The cart pole experiment, based off of the gymnasium environment of the same name, was used to test multiple mid-experiment Unity-Python communications and the pipeline from training a deep neural net to performing inference in Unity with Barracuda.
The agent is based off of the first Cart Pole agent in "Deep Reinforcement Learning In Action" by Zai, Alexander and Brown, Brandon (106-108).
Below is an interactive demo showcasing the most recent agent.
The reward system currently used is identical to gymnasium's cart pole (+1 point is given for every update the cart pole is still in a valid state).
The agent can move a maximum of 5 meters from its starting position; the pole can swing at most 28 degrees from its starting angle.
Currently, the agent is good at remaining within bounds when there is no wind. Is struggles when there is wind, but it has learned to correctly tilt the pole towards the source of the wind.
The current implementation of wind simply continuously adds a force to the pole. It does not account for exposed surface area nor tries to get the cart to match a velocity (as real wind would).
Currently, the agent is not provided information about the wind.
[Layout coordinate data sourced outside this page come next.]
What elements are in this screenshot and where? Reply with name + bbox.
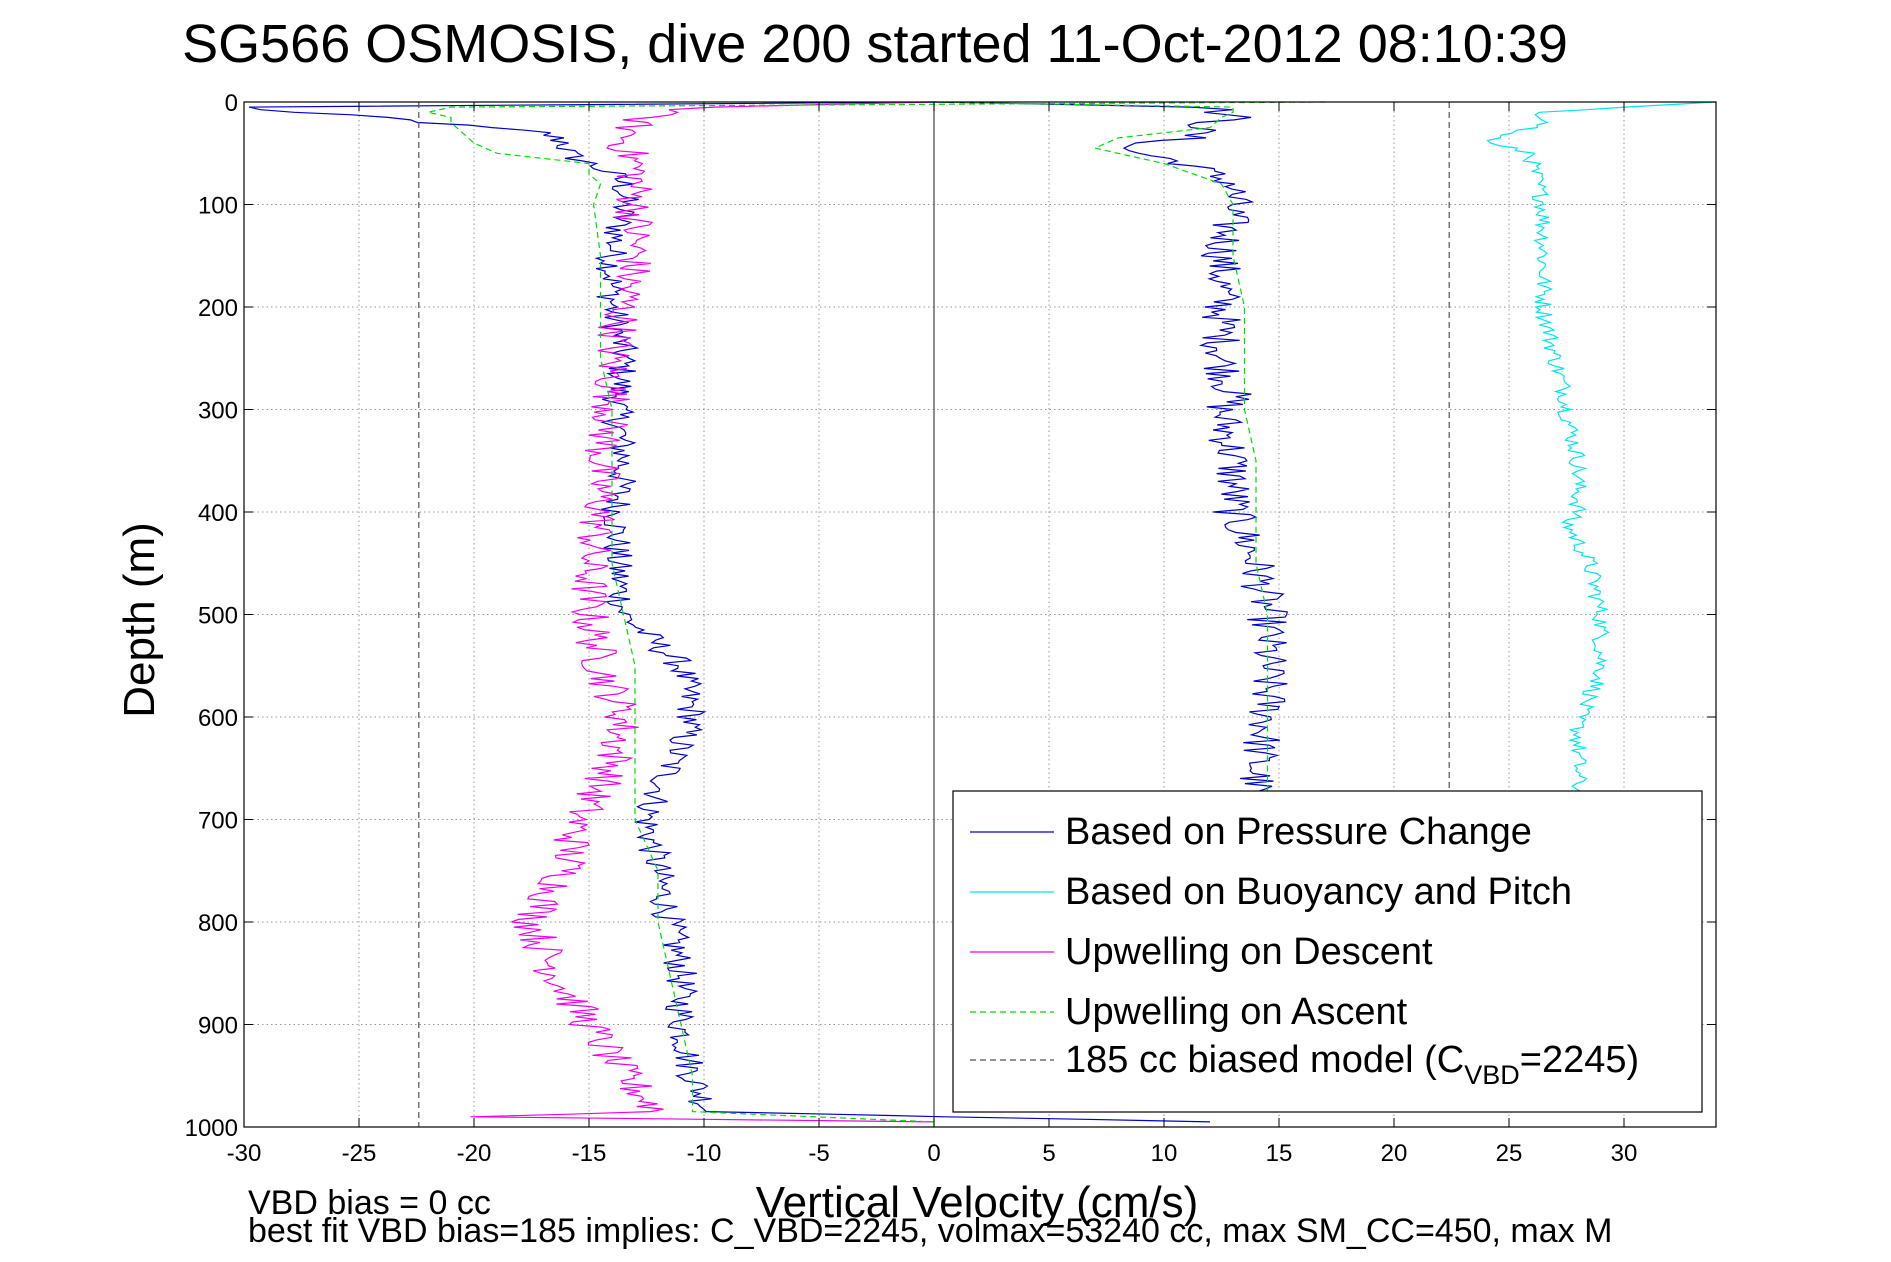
series-line-upwelling-on-ascent — [427, 101, 1326, 1123]
data-series — [248, 101, 1717, 1127]
y-tick-label: 1000 — [185, 1115, 238, 1142]
legend-label: Based on Pressure Change — [1065, 811, 1532, 853]
x-tick-label: -10 — [687, 1140, 722, 1167]
y-tick-label: 800 — [198, 910, 238, 937]
series-line-based-on-pressure-change — [248, 101, 1211, 1123]
x-tick-label: -25 — [342, 1140, 377, 1167]
legend-label: Upwelling on Descent — [1065, 931, 1433, 973]
x-tick-label: 20 — [1381, 1140, 1408, 1167]
legend-label: Upwelling on Ascent — [1065, 991, 1408, 1033]
x-tick-label: -15 — [572, 1140, 607, 1167]
x-tick-label: 25 — [1496, 1140, 1523, 1167]
x-tick-label: 5 — [1042, 1140, 1055, 1167]
footer-vbd-bias: VBD bias = 0 cc — [248, 1184, 491, 1222]
x-tick-label: 30 — [1611, 1140, 1638, 1167]
x-axis-label: Vertical Velocity (cm/s) — [756, 1178, 1199, 1227]
x-tick-label: -5 — [808, 1140, 829, 1167]
y-tick-label: 900 — [198, 1013, 238, 1040]
x-tick-label: 15 — [1266, 1140, 1293, 1167]
y-tick-label: 200 — [198, 295, 238, 322]
y-tick-label: 400 — [198, 500, 238, 527]
y-tick-label: 600 — [198, 705, 238, 732]
y-tick-label: 0 — [225, 90, 238, 117]
y-tick-label: 700 — [198, 808, 238, 835]
series-line-upwelling-on-descent — [470, 101, 935, 1123]
y-tick-label: 100 — [198, 193, 238, 220]
legend: Based on Pressure Change Based on Buoyanc… — [952, 790, 1703, 1113]
legend-label: Based on Buoyancy and Pitch — [1065, 871, 1572, 913]
y-axis-label: Depth (m) — [115, 522, 164, 718]
x-tick-label: -30 — [227, 1140, 262, 1167]
legend-box — [952, 790, 1703, 1113]
series-line-based-on-buoyancy-and-pitch — [1486, 101, 1717, 799]
x-tick-label: 0 — [927, 1140, 940, 1167]
footer-best-fit: best fit VBD bias=185 implies: C_VBD=224… — [248, 1212, 1613, 1250]
x-tick-label: 10 — [1151, 1140, 1178, 1167]
axes: -30 -25 -20 -15 -10 -5 0 5 10 15 20 25 3001002003004… — [185, 90, 1717, 1167]
chart-title: SG566 OSMOSIS, dive 200 started 11-Oct-2… — [182, 14, 1568, 74]
y-tick-label: 500 — [198, 603, 238, 630]
y-tick-label: 300 — [198, 398, 238, 425]
series-line-based-on-pressure-change — [933, 101, 1288, 799]
x-tick-label: -20 — [457, 1140, 492, 1167]
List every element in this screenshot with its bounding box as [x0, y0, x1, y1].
It is only provided the same information as the traditional cart pole experiment (cart position and velocity and pole angle and angular velocity).
The agent is trained using Softmax to force exploration, but Softmax is bypassed in the demo to always choose the action the agent deems optimal (this is due to an issue with importing onnx files with Barracuda).Â
When the agent is disabled in the demo, it is replaced with an agent who makes random decisions.